- Education: University College Wales, Aberystwyth (B.Sc.) 1975 Open University (PhD) 1980
- Known for: Geological studies of mountain belts
- Awards: Murchison Medal (2008) Arthur Holmes Medal (2026)
- Scientific career
- Workplaces: University of Newfoundland University of Leicester University of Oxford
- Thesis: The metamorphic sheet and underlying volcanic rocks beneath the Semail Ophiolite in the northern Oman Mountains of Arabia (1980)
- Doctoral advisor: Ian Gass

= Michael Paul Searle =

British geologist

Michael (Mike) Paul Searle is a British geologist best known for his studies of the large-scale structure of mountain belts, including the Himalaya and Karakoram mountains. Searle was awarded the Murchison Medal of the Geological Society of London in 2008, and the Arthur Holmes Medal of the European Geosciences Union in 2026.

==Education and career==
Searle studied geology at Aberystwyth University, graduating in 1975. He then undertook a Ph.D. at the Open University, working on the Samail Ophiolite in Oman, under the supervision of Ian Gass. After completing his doctoral thesis in 1980, Searle undertook research at the University of Newfoundland, University of Leicester, and University of Oxford. He was elected a fellow of Worcester College, Oxford in 1996.

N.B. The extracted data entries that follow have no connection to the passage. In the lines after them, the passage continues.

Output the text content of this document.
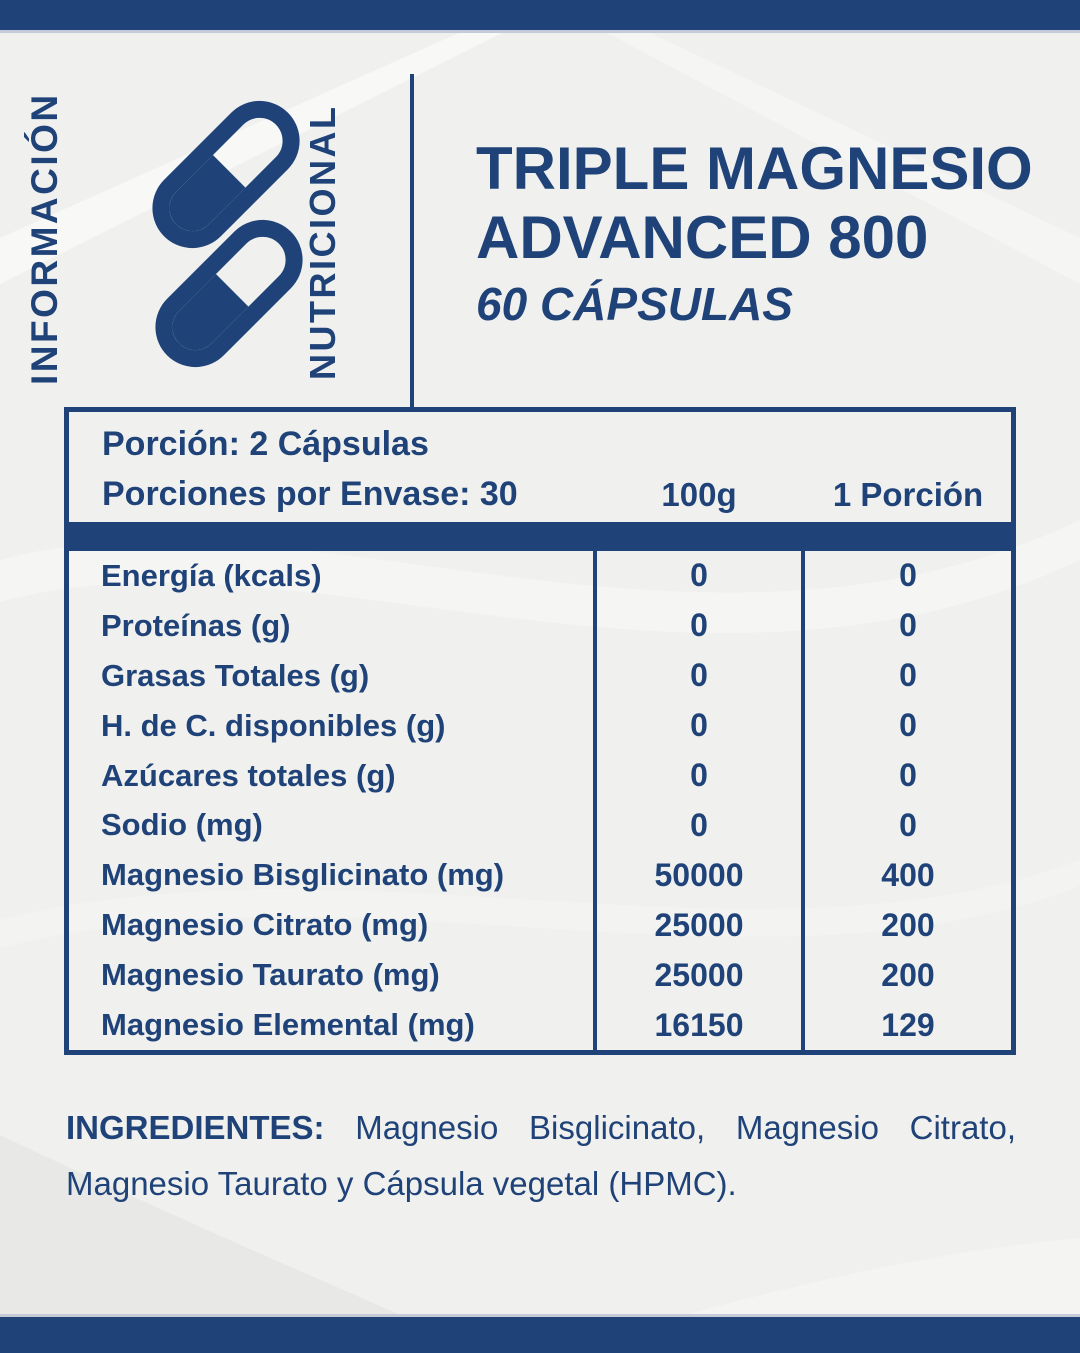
INFORMACIÓN	NUTRICIONAL TRIPLE MAGNESIO
ADVANCED 800
60 CÁPSULAS
Porción: 2 Cápsulas
Porciones por Envase: 30	100g	1 Porción
Energía (kcals)	0	0
Proteínas (g)	0	0
Grasas Totales (g)	0	0
H. de C. disponibles (g)	0	0
Azúcares totales (g)	0	0
Sodio (mg)	0	0
Magnesio Bisglicinato (mg)	50000	400
Magnesio Citrato (mg)	25000	200
Magnesio Taurato (mg)	25000	200
Magnesio Elemental (mg)	16150	129

INGREDIENTES: Magnesio Bisglicinato, Magnesio Citrato, Magnesio Taurato y Cápsula vegetal (HPMC).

Over the course of his career, Searle has carried out geological field studies in many parts of the world, including Scotland, parts of the Arabian peninsula, and south-east Asia. In the course of his work he has written several books and made appearances in a number of documentary film series, including "How the Earth Was Made" (2010) and "World's Greatest Mountains" (2018).

==Climbing career==
Searle is an experienced climber, and he participated in a number of expeditions in the 1970s and 1980s. He visited the Kulu Himalaya in 1978, and led the British Langtang expedition in 1980 and the British Hispar Karakoram expedition in 1989.

==Awards==
- Arthur Holmes Medal (2026).
- Murchison Medal (2008)
- Foreign Fellow of the Pakistan Academy of Sciences (2014)
- Member, Academia Europea (2019)

==Books and maps==
- Searle, Mike, Geology and Tectonics of the Karakoram Mountains, 1991
- Searle, Mike. 2013, 2017. Colliding Continents: A geological exploration of the Himalaya, Karakoram, and Tibet.
- Searle, Mike. 2019. Geology of the Oman Mountains, Eastern Arabia.